Puis Michelle a glissé plus bas, a mordu la cuisse d’Ary une fois, et a plaqué son visage entre les jambes écartées de la fille. La combinaison pâle s’est ouverte comme du papier. Michelle a léché à plat, lentement, le nez qui frôlait la petite bande rousse du landing strip d’Ary, puis a fait des cercles rapides sur son clito jusqu’à ce que les talons de la rousse tapent le sol.

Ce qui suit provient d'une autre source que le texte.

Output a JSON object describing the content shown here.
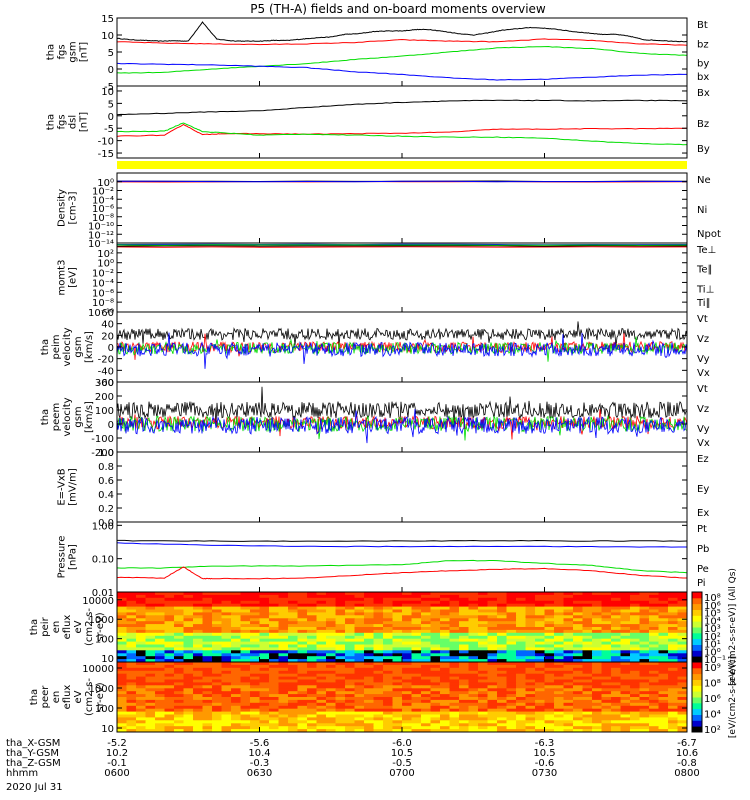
{
  "chart_data": {
    "type": "line",
    "title": "P5 (TH-A) fields and on-board moments overview",
    "colors": {
      "black": "#000000",
      "red": "#ff0000",
      "green": "#00dd00",
      "blue": "#0000ff",
      "yellow": "#ffff00"
    },
    "panels": [
      {
        "id": "fgs_gsm",
        "ylabel": [
          "tha",
          "fgs",
          "gsm",
          "[nT]"
        ],
        "ylim": [
          -5,
          15
        ],
        "yticks": [
          "15",
          "10",
          "5",
          "0",
          "-5"
        ],
        "ytick_values": [
          15,
          10,
          5,
          0,
          -5
        ],
        "legend": [
          {
            "name": "Bt",
            "color": "black"
          },
          {
            "name": "bz",
            "color": "red"
          },
          {
            "name": "by",
            "color": "green"
          },
          {
            "name": "bx",
            "color": "blue"
          }
        ],
        "series": [
          {
            "name": "Bt",
            "color": "black",
            "x": [
              0,
              3,
              6,
              9,
              12,
              15,
              18,
              21,
              24,
              27,
              30,
              33,
              36,
              39,
              42,
              45,
              48,
              51,
              54,
              57,
              60,
              63,
              66,
              69,
              72,
              75,
              78,
              81,
              84,
              87,
              90,
              93,
              96,
              99,
              102,
              105,
              108,
              111,
              114,
              117,
              120
            ],
            "values": [
              9,
              8.6,
              8.4,
              8.2,
              8.3,
              8.2,
              13.8,
              8.8,
              8.3,
              8.2,
              8.2,
              8.4,
              8.4,
              8.8,
              9.2,
              9.4,
              10.2,
              10.4,
              11,
              11.2,
              11.2,
              11.6,
              11.6,
              11,
              10.4,
              10,
              10.6,
              11.4,
              11.8,
              12.2,
              12,
              11.6,
              11,
              10.6,
              10.2,
              10.2,
              9.6,
              8.6,
              8.4,
              8.2,
              8
            ]
          },
          {
            "name": "bz",
            "color": "red",
            "x": [
              0,
              10,
              20,
              30,
              40,
              50,
              60,
              70,
              80,
              90,
              100,
              110,
              120
            ],
            "values": [
              8,
              7.6,
              7.4,
              7.2,
              7.4,
              7.8,
              8.6,
              8.2,
              8,
              8.8,
              8.4,
              7.4,
              7
            ]
          },
          {
            "name": "by",
            "color": "green",
            "x": [
              0,
              10,
              20,
              30,
              40,
              50,
              60,
              70,
              80,
              90,
              100,
              110,
              120
            ],
            "values": [
              -1.2,
              -1,
              0,
              0.8,
              1.6,
              2.8,
              3.8,
              5,
              6.2,
              6.6,
              6,
              4.6,
              4
            ]
          },
          {
            "name": "bx",
            "color": "blue",
            "x": [
              0,
              10,
              20,
              30,
              40,
              50,
              60,
              70,
              80,
              90,
              100,
              110,
              120
            ],
            "values": [
              1.6,
              1.4,
              1.2,
              0.8,
              0.4,
              -0.8,
              -1.6,
              -2.6,
              -3.2,
              -3,
              -2.4,
              -1.8,
              -1.6
            ]
          }
        ]
      },
      {
        "id": "fgs_dsl",
        "ylabel": [
          "tha",
          "fgs",
          "dsl",
          "[nT]"
        ],
        "ylim": [
          -17,
          12
        ],
        "yticks": [
          "10",
          "5",
          "0",
          "-5",
          "-10",
          "-15"
        ],
        "ytick_values": [
          10,
          5,
          0,
          -5,
          -10,
          -15
        ],
        "legend": [
          {
            "name": "Bx",
            "color": "black"
          },
          {
            "name": "Bz",
            "color": "red"
          },
          {
            "name": "By",
            "color": "green"
          }
        ],
        "series": [
          {
            "name": "Bx",
            "color": "black",
            "x": [
              0,
              10,
              20,
              30,
              40,
              50,
              60,
              70,
              80,
              90,
              100,
              110,
              120
            ],
            "values": [
              0.5,
              1,
              1.6,
              2,
              3.4,
              4.6,
              5.4,
              6,
              6.2,
              6.2,
              6,
              6.2,
              6
            ]
          },
          {
            "name": "Bz",
            "color": "red",
            "x": [
              0,
              10,
              14,
              18,
              22,
              30,
              40,
              50,
              60,
              70,
              80,
              90,
              100,
              110,
              120
            ],
            "values": [
              -8.2,
              -7.8,
              -3.5,
              -7.6,
              -7.2,
              -7.2,
              -7.4,
              -7.2,
              -7,
              -6.6,
              -5.4,
              -5.4,
              -5.2,
              -5.2,
              -5
            ]
          },
          {
            "name": "By",
            "color": "green",
            "x": [
              0,
              10,
              14,
              18,
              22,
              30,
              40,
              50,
              60,
              70,
              80,
              90,
              100,
              110,
              120
            ],
            "values": [
              -6.4,
              -6.2,
              -2.8,
              -6.4,
              -6.8,
              -7.8,
              -7.4,
              -7.8,
              -8.2,
              -8.6,
              -8.6,
              -9,
              -10.2,
              -11.2,
              -11.6
            ]
          }
        ]
      },
      {
        "id": "density",
        "ylabel": [
          "Density",
          "[cm-3]"
        ],
        "ylim": [
          -14,
          2
        ],
        "log": true,
        "yticks": [
          "10⁰",
          "10⁻²",
          "10⁻⁴",
          "10⁻⁶",
          "10⁻⁸",
          "10⁻¹⁰",
          "10⁻¹²",
          "10⁻¹⁴"
        ],
        "ytick_values": [
          0,
          -2,
          -4,
          -6,
          -8,
          -10,
          -12,
          -14
        ],
        "legend": [
          {
            "name": "Ne",
            "color": "red"
          },
          {
            "name": "Ni",
            "color": "black"
          },
          {
            "name": "Npot",
            "color": "blue"
          }
        ],
        "series": [
          {
            "name": "Ne",
            "color": "red",
            "x": [
              0,
              120
            ],
            "values": [
              0,
              0
            ]
          },
          {
            "name": "Ni",
            "color": "black",
            "x": [
              0,
              120
            ],
            "values": [
              0.1,
              0.1
            ]
          },
          {
            "name": "Npot",
            "color": "blue",
            "x": [
              0,
              120
            ],
            "values": [
              0.05,
              0.05
            ]
          }
        ]
      },
      {
        "id": "momt3",
        "ylabel": [
          "momt3",
          "[eV]"
        ],
        "ylim": [
          -10,
          4
        ],
        "log": true,
        "yticks": [
          "10²",
          "10⁰",
          "10⁻²",
          "10⁻⁴",
          "10⁻⁶",
          "10⁻⁸",
          "10⁻¹⁰"
        ],
        "ytick_values": [
          2,
          0,
          -2,
          -4,
          -6,
          -8,
          -10
        ],
        "legend": [
          {
            "name": "Te⊥",
            "color": "red"
          },
          {
            "name": "Te∥",
            "color": "black"
          },
          {
            "name": "Ti⊥",
            "color": "blue"
          },
          {
            "name": "Ti∥",
            "color": "green"
          }
        ],
        "series": [
          {
            "name": "Te⊥",
            "color": "red",
            "x": [
              0,
              120
            ],
            "values": [
              3.2,
              3.2
            ]
          },
          {
            "name": "Te∥",
            "color": "black",
            "x": [
              0,
              120
            ],
            "values": [
              3.4,
              3.4
            ]
          },
          {
            "name": "Ti⊥",
            "color": "blue",
            "x": [
              0,
              120
            ],
            "values": [
              3.7,
              3.7
            ]
          },
          {
            "name": "Ti∥",
            "color": "green",
            "x": [
              0,
              120
            ],
            "values": [
              3.6,
              3.6
            ]
          }
        ]
      },
      {
        "id": "peim_vel",
        "ylabel": [
          "tha",
          "peim",
          "velocity",
          "gsm",
          "[km/s]"
        ],
        "ylim": [
          -60,
          60
        ],
        "yticks": [
          "60",
          "40",
          "20",
          "0",
          "-20",
          "-40",
          "-60"
        ],
        "ytick_values": [
          60,
          40,
          20,
          0,
          -20,
          -40,
          -60
        ],
        "legend": [
          {
            "name": "Vt",
            "color": "black"
          },
          {
            "name": "Vz",
            "color": "red"
          },
          {
            "name": "Vy",
            "color": "green"
          },
          {
            "name": "Vx",
            "color": "blue"
          }
        ],
        "noise": [
          {
            "name": "Vt",
            "color": "black",
            "center": 22,
            "amp": 10
          },
          {
            "name": "Vz",
            "color": "red",
            "center": 0,
            "amp": 9
          },
          {
            "name": "Vy",
            "color": "green",
            "center": -2,
            "amp": 10
          },
          {
            "name": "Vx",
            "color": "blue",
            "center": -4,
            "amp": 12
          }
        ]
      },
      {
        "id": "peem_vel",
        "ylabel": [
          "tha",
          "peem",
          "velocity",
          "gsm",
          "[km/s]"
        ],
        "ylim": [
          -200,
          300
        ],
        "yticks": [
          "300",
          "200",
          "100",
          "0",
          "-100",
          "-200"
        ],
        "ytick_values": [
          300,
          200,
          100,
          0,
          -100,
          -200
        ],
        "legend": [
          {
            "name": "Vt",
            "color": "black"
          },
          {
            "name": "Vz",
            "color": "red"
          },
          {
            "name": "Vy",
            "color": "green"
          },
          {
            "name": "Vx",
            "color": "blue"
          }
        ],
        "noise": [
          {
            "name": "Vt",
            "color": "black",
            "center": 100,
            "amp": 60
          },
          {
            "name": "Vz",
            "color": "red",
            "center": 10,
            "amp": 45
          },
          {
            "name": "Vy",
            "color": "green",
            "center": 0,
            "amp": 55
          },
          {
            "name": "Vx",
            "color": "blue",
            "center": -10,
            "amp": 60
          }
        ]
      },
      {
        "id": "efield",
        "ylabel": [
          "E=-VxB",
          "[mV/m]"
        ],
        "ylim": [
          0,
          1
        ],
        "yticks": [
          "1.0",
          "0.8",
          "0.6",
          "0.4",
          "0.2",
          "0.0"
        ],
        "ytick_values": [
          1,
          0.8,
          0.6,
          0.4,
          0.2,
          0
        ],
        "legend": [
          {
            "name": "Ez",
            "color": "red"
          },
          {
            "name": "Ey",
            "color": "green"
          },
          {
            "name": "Ex",
            "color": "blue"
          }
        ],
        "series": []
      },
      {
        "id": "pressure",
        "ylabel": [
          "Pressure",
          "[nPa]"
        ],
        "ylim": [
          -2,
          0.1
        ],
        "log": true,
        "yticks": [
          "1.00",
          "0.10",
          "0.01"
        ],
        "ytick_values": [
          0,
          -1,
          -2
        ],
        "legend": [
          {
            "name": "Pt",
            "color": "black"
          },
          {
            "name": "Pb",
            "color": "red"
          },
          {
            "name": "Pe",
            "color": "green"
          },
          {
            "name": "Pi",
            "color": "blue"
          }
        ],
        "series": [
          {
            "name": "Pt",
            "color": "black",
            "x": [
              0,
              20,
              40,
              60,
              80,
              100,
              120
            ],
            "values": [
              -0.46,
              -0.47,
              -0.48,
              -0.47,
              -0.46,
              -0.47,
              -0.47
            ]
          },
          {
            "name": "Pi",
            "color": "blue",
            "x": [
              0,
              20,
              40,
              60,
              80,
              100,
              120
            ],
            "values": [
              -0.53,
              -0.6,
              -0.63,
              -0.64,
              -0.63,
              -0.64,
              -0.65
            ]
          },
          {
            "name": "Pe",
            "color": "green",
            "x": [
              0,
              10,
              20,
              40,
              60,
              70,
              80,
              90,
              100,
              110,
              120
            ],
            "values": [
              -1.28,
              -1.28,
              -1.22,
              -1.22,
              -1.18,
              -1.06,
              -1.06,
              -1.14,
              -1.2,
              -1.36,
              -1.42
            ]
          },
          {
            "name": "Pb",
            "color": "red",
            "x": [
              0,
              10,
              14,
              18,
              20,
              30,
              40,
              50,
              60,
              70,
              80,
              90,
              100,
              110,
              120
            ],
            "values": [
              -1.56,
              -1.58,
              -1.25,
              -1.6,
              -1.6,
              -1.6,
              -1.58,
              -1.5,
              -1.42,
              -1.36,
              -1.32,
              -1.3,
              -1.36,
              -1.5,
              -1.58
            ]
          }
        ]
      },
      {
        "id": "peir",
        "ylabel": [
          "tha",
          "peir",
          "en",
          "eflux",
          "eV",
          "(cm2-s-",
          "sr-eV)"
        ],
        "type": "heatmap",
        "log": true,
        "ylim": [
          0.8,
          4.4
        ],
        "yticks": [
          "10000",
          "1000",
          "100",
          "10"
        ],
        "ytick_values": [
          4,
          3,
          2,
          1
        ]
      },
      {
        "id": "peer",
        "ylabel": [
          "tha",
          "peer",
          "en",
          "eflux",
          "eV",
          "(cm2-s-",
          "sr-eV)"
        ],
        "type": "heatmap",
        "log": true,
        "ylim": [
          0.8,
          4.3
        ],
        "yticks": [
          "10000",
          "1000",
          "100",
          "10"
        ],
        "ytick_values": [
          4,
          3,
          2,
          1
        ]
      }
    ],
    "colorbars": [
      {
        "label": "[eV/(cm2-s-sr-eV)] (All Qs)",
        "ticks": [
          "10⁸",
          "10⁶",
          "10⁵",
          "10⁴",
          "10³",
          "10²",
          "10¹",
          "10⁰",
          "10⁻¹"
        ]
      },
      {
        "label": "[eV/(cm2-s-sr-eV)]",
        "ticks": [
          "10⁹",
          "10⁸",
          "10⁶",
          "10⁴",
          "10²"
        ]
      }
    ],
    "x_axis": {
      "range_minutes": [
        0,
        120
      ],
      "tick_minutes": [
        0,
        30,
        60,
        90,
        120
      ],
      "rows": [
        {
          "label": "tha_X-GSM",
          "values": [
            "-5.2",
            "-5.6",
            "-6.0",
            "-6.3",
            "-6.7"
          ]
        },
        {
          "label": "tha_Y-GSM",
          "values": [
            "10.2",
            "10.4",
            "10.5",
            "10.5",
            "10.6"
          ]
        },
        {
          "label": "tha_Z-GSM",
          "values": [
            "-0.1",
            "-0.3",
            "-0.5",
            "-0.6",
            "-0.8"
          ]
        },
        {
          "label": "hhmm",
          "values": [
            "0600",
            "0630",
            "0700",
            "0730",
            "0800"
          ]
        }
      ],
      "date": "2020 Jul 31"
    }
  }
}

Ensuite, un godemichet épais en verre, tiédi à la main et avec de la salive. Michelle l’a glissé entre les lèvres d’Ary jusqu’à ce que la base large reste bien bloquée à l’intérieur. Ses propres cuisses tremblaient. Elle s’est mise à califourchon sur le visage d’Ary, face au jouet, et s’est descendue dessus en roulant régulièrement des hanches, s’empalant au rythme des poussées qu’elle donnait à sa partenaire. Les bruits mouillés résonnaient contre le métal et la brique – la peau qui claque, le verre qui glisse, deux gémissements désespérés.
La bouche d’Ary n’a jamais quitté le cul de Michelle ; elle tenait les deux fesses, sa langue qui faisait des cercles serrés autour du petit trou, pendant que ses doigts restaient enfouis à frotter le point G de Michelle par l’avant. Michelle a joui la première, la tête qui part en arrière, sa chatte qui serre par vagues longues et qui traite le jouet. Elle est restée assise jusqu’à ce qu’Ary jouisse à son tour en se cambrant, les sécrétions qui coulaient le long du verre en fils. Elles ont continué à onduler – plus lentement maintenant – en chevauchant les dernières secousses ensemble, talons laissés de côté, le silence de l’entrepôt rempli seulement de souffles lourds.